Forth they sailed, but with far different hopes than when they left the same harbour the first time with all the winds confined, only the west-wind suffered to play upon their sails to waft them in gentle murmurs to Ithaca. They were now the sport of every gale that blew, and despaired of ever seeing home more. Now those covetous mariners were cured of their surfeit for gold, and would not have touched it if it had lain in untold heaps before them.

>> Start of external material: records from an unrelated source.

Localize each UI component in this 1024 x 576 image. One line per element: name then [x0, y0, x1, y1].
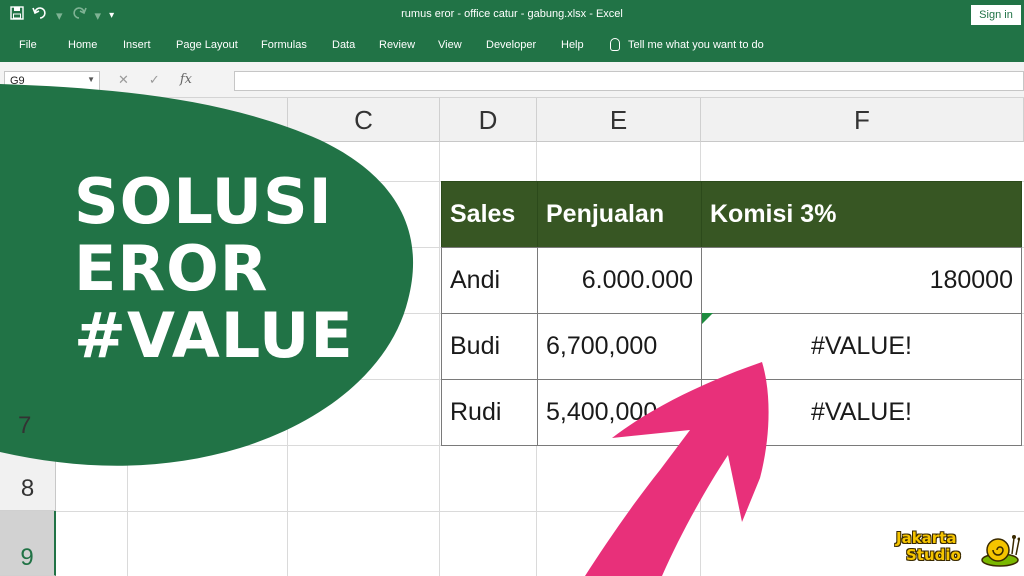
- brand-line: Jakarta: [896, 529, 957, 547]
- brand-watermark: Jakarta Studio: [896, 530, 961, 564]
- headline: SOLUSI EROR #VALUE: [74, 168, 354, 369]
- brand-line: Studio: [906, 546, 961, 564]
- snail-logo-icon: [981, 535, 1020, 567]
- headline-line: SOLUSI: [74, 165, 333, 238]
- row-header-7[interactable]: 7: [18, 412, 31, 440]
- headline-line: #VALUE: [74, 299, 354, 372]
- headline-line: EROR: [74, 232, 269, 305]
- arrow-icon: [585, 362, 769, 576]
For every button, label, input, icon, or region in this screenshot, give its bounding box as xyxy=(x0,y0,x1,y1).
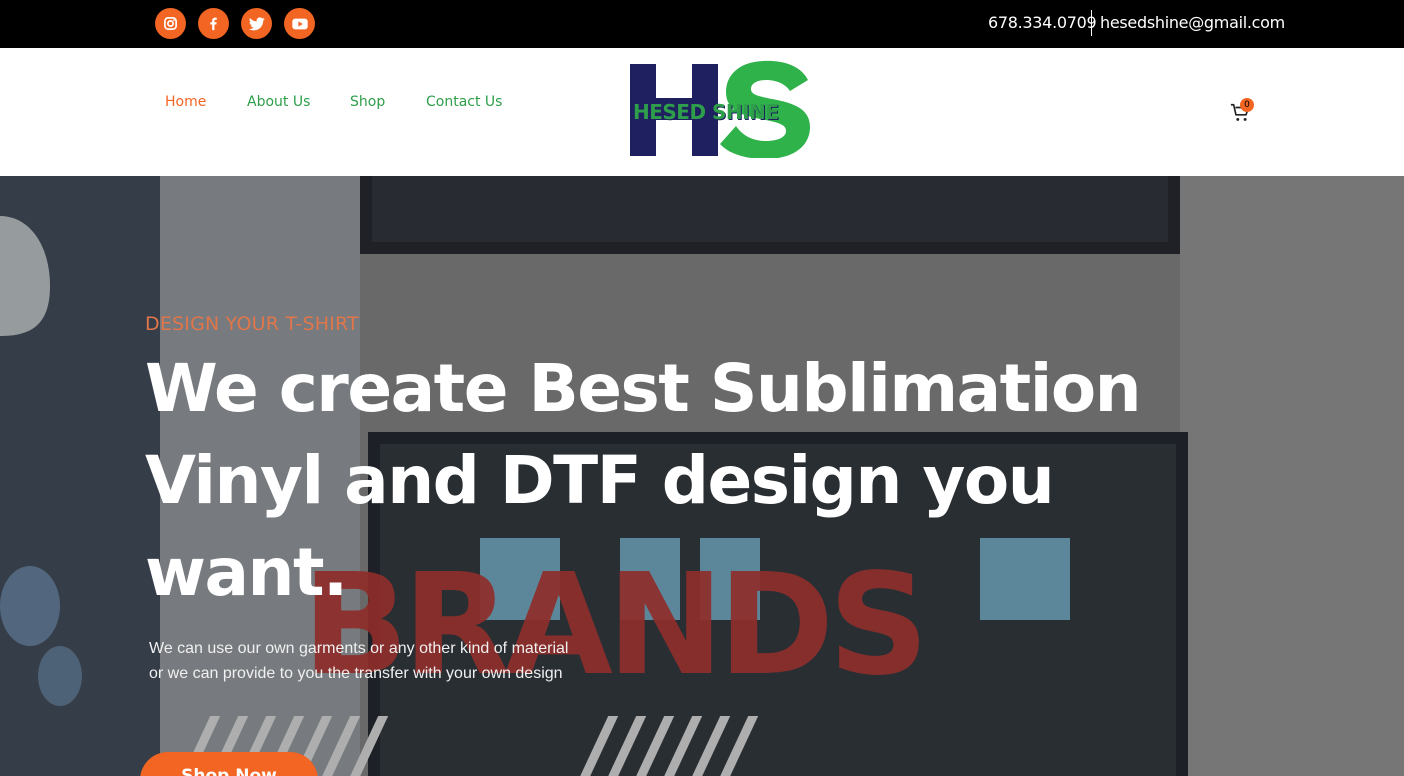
facebook-icon xyxy=(210,17,217,31)
instagram-link[interactable] xyxy=(155,8,186,39)
hero-headline-line-2: Vinyl and DTF design you want. xyxy=(145,442,1055,611)
shop-now-button[interactable]: Shop Now xyxy=(140,752,318,776)
hero-section: BRANDS DESIGN YOUR T-SHIRT We create Bes… xyxy=(0,176,1404,776)
twitter-link[interactable] xyxy=(241,8,272,39)
contact-divider xyxy=(1091,10,1092,36)
phone-number[interactable]: 678.334.0709 xyxy=(988,13,1097,32)
hero-subtext: We can use our own garments or any other… xyxy=(149,636,619,686)
site-header: Home About Us Shop Contact Us HESED SHIN… xyxy=(0,48,1404,176)
hero-eyebrow: DESIGN YOUR T-SHIRT xyxy=(145,313,359,335)
hero-subtext-line-1: We can use our own garments or any other… xyxy=(149,640,569,657)
cart-count-badge: 0 xyxy=(1240,98,1254,112)
nav-about-us[interactable]: About Us xyxy=(247,94,310,110)
hero-headline: We create Best Sublimation Vinyl and DTF… xyxy=(145,343,1245,619)
facebook-link[interactable] xyxy=(198,8,229,39)
nav-shop[interactable]: Shop xyxy=(350,94,385,110)
youtube-icon xyxy=(291,18,308,29)
nav-contact-us[interactable]: Contact Us xyxy=(426,94,502,110)
email-address[interactable]: hesedshine@gmail.com xyxy=(1100,13,1285,32)
youtube-link[interactable] xyxy=(284,8,315,39)
hero-headline-line-1: We create Best Sublimation xyxy=(145,350,1142,427)
top-bar: 678.334.0709 hesedshine@gmail.com xyxy=(0,0,1404,48)
logo-text: HESED SHINE xyxy=(633,100,779,124)
nav-home[interactable]: Home xyxy=(165,94,206,110)
twitter-icon xyxy=(248,16,265,30)
hero-subtext-line-2: or we can provide to you the transfer wi… xyxy=(149,665,563,682)
instagram-icon xyxy=(164,17,177,30)
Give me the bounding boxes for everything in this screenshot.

Six days and nights they drove along, and on the seventh day they put in to Lamos, a port of the Læstrygonians. So spacious this harbour was, that it held with ease all their fleet, which rode at anchor, safe from any storms, all but the ship in which Ulysses was embarked. He, as if prophetic of the mischance which followed, kept still without the harbour, making fast his bark to a rock at the land's point, which he climbed with purpose to survey the country. He saw a city with smoke ascending from the roofs, but neither ploughs going, nor oxen yoked, nor any sign of agricultural works. Making choice of two men, he sent them to the city to explore what sort of inhabitants dwelt there. His messengers had not gone far before they met a damsel, of stature surpassing human, who was coming to draw water from a spring. They asked her who dwelt in that land. She made no reply, but led them in silence to her father's palace. He was a monarch and named Antiphas. He and all his people were giants. When they entered the palace, a woman, the mother of the damsel, but far taller than she, rushed abroad and called for Antiphas. He came, and snatching up one of the two men, made as if he would devour him. The other fled. Antiphas raised a mighty shout, and instantly, this way and that, multitudes of gigantic people issued out at the gates, and making for the harbour, tore up huge pieces of the rocks, and flung them at the ships which lay there, all which they utterly overwhelmed and sank; and the unfortunate bodies of men which floated, and which the sea did not devour, these cannibals thrust through with harpoons, like fishes, and bore them off to their dire feast. Ulysses with his single bark that had never entered the harbour escaped; that bark which was now the only vessel left of all the gallant navy that had set sail with him from Troy. He pushed off from the shore, cheering the sad remnant of his men, whom horror at the sight of their countrymen's fate had almost turned to marble.